Individualbesteuerung? Der SGV äussert sich kritisch

am 22. Februar 2022
Lesedauer: ca. 4min

Im Herbst 2020 hatte das Parlament den Bundesrat beauftragt, eine Botschaft zur Einführung der Individualbesteuerung auszuarbeiten. Am Dienstag, dem 22. Februar 2022, legte der Schweizerische Gemeindeverband vor der nationalrätlichen Kommission für Wirtschaft und Abgaben WAK-N dar, weshalb er einer allfälligen Einführung einer Individualbesteuerung kritisch gegenübersteht.

Zwar würde die Individualbesteuerung laut den vom Bundesrat ausgearbeiteten Varianten vorerst nur die direkte Bundessteuer betreffen. Es ist allerdings absehbar, dass Kantone und Gemeinden nachziehen müssten, weshalb der SGV die Vorschläge des Bundesrats als fundamentalen Eingriff ins föderale Steuersystem erachtet. Die Steuerautonomie von Kantonen und Gemeinden würde ohne Zweifel tangiert.

Kantone und Gemeinden müssten ihr Steuerrecht demnach umfassend anpassen. Gleichzeitig sind die administrativen, vor allem aber auch die finanziellen Auswirkungen eines solchen Schritts nicht bezifferbar. Klar ist einzig, dass ein Systemwechsel teuer zu stehen käme – gerade auch im Bereich der Sozialversicherungen und des Sozialstaats, denn bei der AHV oder der Unfallversicherung spielt der Zivilstand eine Rolle. Auch die individuellen Prämienverbilligungen oder die Kita-Tarife orientieren sich am gemeinsamen Familieneinkommen.
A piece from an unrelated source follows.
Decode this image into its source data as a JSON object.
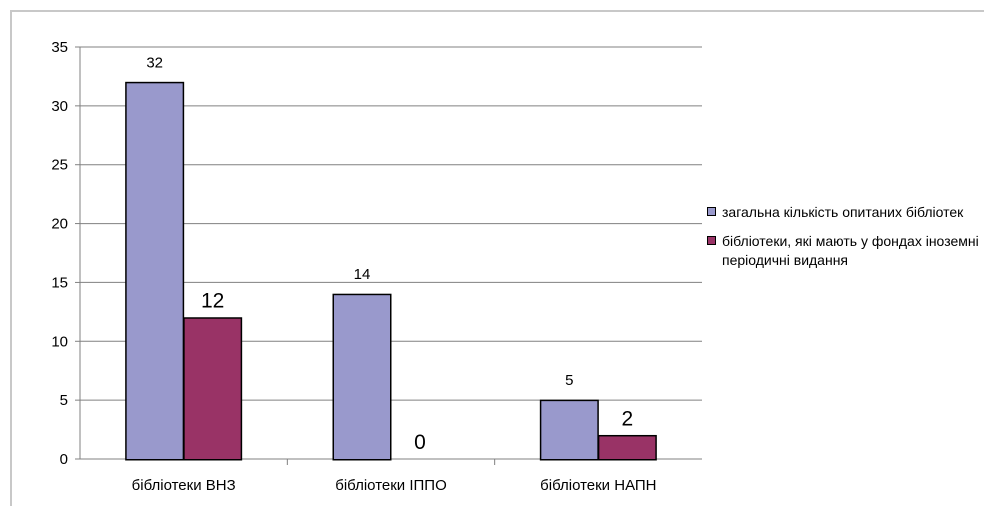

Dabei ist die Heiratsstrafe in vielen Kantonen und Gemeinden bereits heute faktisch abgeschafft. Überdies gibt es andere Anreize als die Fiskalpolitik, um die Vereinbarkeit von Familie und Beruf sowie die Erwerbstätigkeit von Frauen zu fördern. Genannt seien etwa der Ausbau von Kitas, Tagesschulen oder Mittagstischen.

Zusammenfassend lässt sich deshalb konstatieren, dass der Nutzen einer Individualbesteuerung aus Sicht der Gemeinden sehr gering wäre. Falls der Gesetzgeber indes dennoch einen Systemwechsel anstrebt, so erwartet der SGV, dass dieser für die öffentliche Hand und gerade auch für die Gemeinden finanziell tragbar ausgestaltet werden muss. Zudem ist darauf zu achten, dass keine neuen sozialen Ungerechtigkeiten, etwa durch negative Schwelleneffekte im Sozialversicherungsbereich, entstehen. Und schliesslich: Das Ausfüllen der Steuererklärung darf für die Bürgerinnen und Bürger nicht weiter verkompliziert werden.